Jalaun District is a part of the Jhansi Division. The district has an area of 4,565 km^{2}, and a population of 1,689,974 (2011 census), and a population density of 370 persons per km^{2}.

The district lies entirely within the level plains of Bundelkhand, north of the hill country, and is almost surrounded by the Yamuna River, which forms the northern boundary of the district, and its tributaries the Betwa, which forms the southern boundary of the district, and the Pahuj, which forms the western boundary. The central region thus enclosed is a dead level of cultivated land, almost destitute of trees, and dotted with villages. The southern portion presents an almost unbroken sheet of cultivation. The Non River flows through the centre of the district, which it drains by numerous small ravines.

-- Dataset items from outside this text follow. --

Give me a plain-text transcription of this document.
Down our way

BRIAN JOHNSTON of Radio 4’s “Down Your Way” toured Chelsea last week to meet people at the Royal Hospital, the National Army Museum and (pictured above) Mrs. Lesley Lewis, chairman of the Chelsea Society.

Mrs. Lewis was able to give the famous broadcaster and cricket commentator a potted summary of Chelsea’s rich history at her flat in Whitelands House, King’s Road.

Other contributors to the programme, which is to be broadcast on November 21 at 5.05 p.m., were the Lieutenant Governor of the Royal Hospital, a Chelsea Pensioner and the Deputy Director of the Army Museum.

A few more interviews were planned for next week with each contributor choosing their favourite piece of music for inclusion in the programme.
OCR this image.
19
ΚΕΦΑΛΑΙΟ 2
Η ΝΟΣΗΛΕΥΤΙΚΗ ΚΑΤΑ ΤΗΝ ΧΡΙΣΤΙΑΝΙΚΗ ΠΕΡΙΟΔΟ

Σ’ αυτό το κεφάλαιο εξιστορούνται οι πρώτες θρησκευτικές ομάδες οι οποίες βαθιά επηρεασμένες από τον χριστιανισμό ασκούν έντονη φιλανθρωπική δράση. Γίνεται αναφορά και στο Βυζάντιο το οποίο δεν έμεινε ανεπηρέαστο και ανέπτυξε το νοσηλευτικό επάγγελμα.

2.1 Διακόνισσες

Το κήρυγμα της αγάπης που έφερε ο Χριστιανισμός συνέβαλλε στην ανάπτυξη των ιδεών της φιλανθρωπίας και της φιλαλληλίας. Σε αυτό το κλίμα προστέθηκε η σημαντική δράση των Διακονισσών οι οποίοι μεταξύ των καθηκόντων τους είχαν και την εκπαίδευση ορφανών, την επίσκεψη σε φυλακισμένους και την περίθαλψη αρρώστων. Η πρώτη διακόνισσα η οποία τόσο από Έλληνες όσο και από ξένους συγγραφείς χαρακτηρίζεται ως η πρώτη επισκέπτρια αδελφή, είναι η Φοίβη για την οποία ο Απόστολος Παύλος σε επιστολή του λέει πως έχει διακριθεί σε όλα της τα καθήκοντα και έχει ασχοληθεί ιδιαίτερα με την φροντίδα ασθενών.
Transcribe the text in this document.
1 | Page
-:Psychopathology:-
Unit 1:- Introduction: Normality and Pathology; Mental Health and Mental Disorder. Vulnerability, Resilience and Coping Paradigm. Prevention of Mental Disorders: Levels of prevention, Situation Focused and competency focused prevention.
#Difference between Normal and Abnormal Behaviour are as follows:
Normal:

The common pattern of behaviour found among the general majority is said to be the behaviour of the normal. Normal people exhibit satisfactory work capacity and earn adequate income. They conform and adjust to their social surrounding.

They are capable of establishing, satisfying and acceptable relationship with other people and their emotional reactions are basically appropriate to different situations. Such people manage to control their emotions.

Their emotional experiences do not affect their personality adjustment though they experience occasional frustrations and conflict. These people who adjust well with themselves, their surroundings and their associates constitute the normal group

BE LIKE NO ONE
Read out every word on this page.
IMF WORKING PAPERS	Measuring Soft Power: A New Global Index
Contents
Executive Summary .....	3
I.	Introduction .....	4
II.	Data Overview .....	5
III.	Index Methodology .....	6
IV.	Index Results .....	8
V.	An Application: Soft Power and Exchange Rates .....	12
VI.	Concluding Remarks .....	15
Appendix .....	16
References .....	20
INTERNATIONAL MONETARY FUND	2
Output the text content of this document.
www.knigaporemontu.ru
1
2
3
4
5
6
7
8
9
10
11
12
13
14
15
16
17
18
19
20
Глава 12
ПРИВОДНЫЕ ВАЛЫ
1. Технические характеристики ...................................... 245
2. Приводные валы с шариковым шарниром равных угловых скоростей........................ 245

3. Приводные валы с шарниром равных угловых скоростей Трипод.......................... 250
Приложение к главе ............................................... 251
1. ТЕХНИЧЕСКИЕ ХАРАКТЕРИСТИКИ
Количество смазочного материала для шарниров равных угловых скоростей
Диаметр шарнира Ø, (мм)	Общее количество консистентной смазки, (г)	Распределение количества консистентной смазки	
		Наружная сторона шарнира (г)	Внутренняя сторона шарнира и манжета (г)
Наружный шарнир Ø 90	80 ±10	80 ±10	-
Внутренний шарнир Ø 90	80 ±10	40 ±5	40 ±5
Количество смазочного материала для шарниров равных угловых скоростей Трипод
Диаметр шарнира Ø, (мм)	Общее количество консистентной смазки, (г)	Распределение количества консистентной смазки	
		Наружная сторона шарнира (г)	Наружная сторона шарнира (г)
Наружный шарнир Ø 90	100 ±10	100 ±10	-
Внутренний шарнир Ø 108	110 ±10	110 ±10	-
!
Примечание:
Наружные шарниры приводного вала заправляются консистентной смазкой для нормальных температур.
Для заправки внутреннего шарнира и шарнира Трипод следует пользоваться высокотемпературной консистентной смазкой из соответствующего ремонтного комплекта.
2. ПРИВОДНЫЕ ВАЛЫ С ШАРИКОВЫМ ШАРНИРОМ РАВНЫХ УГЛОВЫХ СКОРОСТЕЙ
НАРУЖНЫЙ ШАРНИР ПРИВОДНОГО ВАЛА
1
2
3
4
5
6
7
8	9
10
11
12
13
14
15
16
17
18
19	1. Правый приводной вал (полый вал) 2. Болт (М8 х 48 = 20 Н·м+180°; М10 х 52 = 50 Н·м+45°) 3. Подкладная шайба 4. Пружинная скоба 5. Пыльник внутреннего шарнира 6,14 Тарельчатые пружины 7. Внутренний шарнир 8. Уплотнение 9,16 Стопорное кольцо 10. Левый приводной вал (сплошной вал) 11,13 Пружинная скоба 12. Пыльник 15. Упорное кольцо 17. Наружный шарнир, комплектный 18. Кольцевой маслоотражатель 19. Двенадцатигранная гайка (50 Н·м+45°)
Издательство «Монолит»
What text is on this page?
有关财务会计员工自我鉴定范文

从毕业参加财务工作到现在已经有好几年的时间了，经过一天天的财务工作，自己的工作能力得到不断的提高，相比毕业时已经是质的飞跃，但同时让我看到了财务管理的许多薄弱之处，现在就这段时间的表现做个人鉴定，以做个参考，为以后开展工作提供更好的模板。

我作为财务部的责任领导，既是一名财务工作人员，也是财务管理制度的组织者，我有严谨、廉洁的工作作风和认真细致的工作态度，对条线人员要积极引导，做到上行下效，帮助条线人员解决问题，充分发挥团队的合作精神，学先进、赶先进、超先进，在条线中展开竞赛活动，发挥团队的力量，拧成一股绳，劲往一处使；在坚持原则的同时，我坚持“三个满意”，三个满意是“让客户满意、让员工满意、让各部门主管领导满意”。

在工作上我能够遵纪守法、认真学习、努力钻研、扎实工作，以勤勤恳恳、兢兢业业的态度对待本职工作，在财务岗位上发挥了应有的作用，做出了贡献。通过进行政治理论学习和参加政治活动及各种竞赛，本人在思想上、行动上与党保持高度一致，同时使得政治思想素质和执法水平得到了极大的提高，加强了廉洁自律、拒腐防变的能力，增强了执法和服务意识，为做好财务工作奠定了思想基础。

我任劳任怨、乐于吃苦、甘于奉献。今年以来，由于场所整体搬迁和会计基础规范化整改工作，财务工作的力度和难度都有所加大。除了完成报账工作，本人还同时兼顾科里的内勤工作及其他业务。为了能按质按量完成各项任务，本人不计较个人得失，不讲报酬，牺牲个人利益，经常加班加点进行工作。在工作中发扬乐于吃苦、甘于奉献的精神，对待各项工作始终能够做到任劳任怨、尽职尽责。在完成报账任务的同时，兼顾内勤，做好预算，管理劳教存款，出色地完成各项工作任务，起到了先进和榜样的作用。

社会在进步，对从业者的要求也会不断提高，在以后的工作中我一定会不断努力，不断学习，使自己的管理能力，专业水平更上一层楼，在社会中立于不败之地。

The districts of Etawah and Kanpur Dehat lie to the north across the Yamuna, while Hamirpur District lies to the east and southeast, Jhansi District lies to the southeast, and Bhind District of Madhya Pradesh lies to the west cross the Pahuj.

==Tehsils==
1. Jalaun
2. Orai
3. Kalpi
4. Konch
5. Madhogarh

==Economy==
In 2006 the Ministry of Panchayati Raj named the district of Jalaun as one of the country's 250 most backward districts (out of a total of 640). It is one of the 34 districts in Uttar Pradesh currently receiving funds from the Backward Regions Grant Fund Programme (BRGF).

==Demographics==

According to the 2011 census Jalaun district has a population of 1,689,974, roughly equal to the nation of Guinea-Bissau or the US state of Idaho. This gives it a ranking of 296th in India (out of a total of 640).
The district has a population density of 366 PD/sqkm . Its population growth rate over the decade 2001–2011 was 14.87%. Jalaun has a sex ratio of 865 females for every 1000 males, and a literacy rate of 75.16%. 24.79% of the population lives in urban areas. Scheduled Castes made up 27.70% of the population. The largest city in the district is Orai, followed by Konch.

At the time of the 2011 Census of India, 96.64% of the population in the district spoke Hindi, 2.01% Bundeli and 1.30% Urdu as their first language. Bundeli is the local dialect.

==Medical College==
- Government Medical College, Jalaun is a government medical college located in Orai of Jalaun district.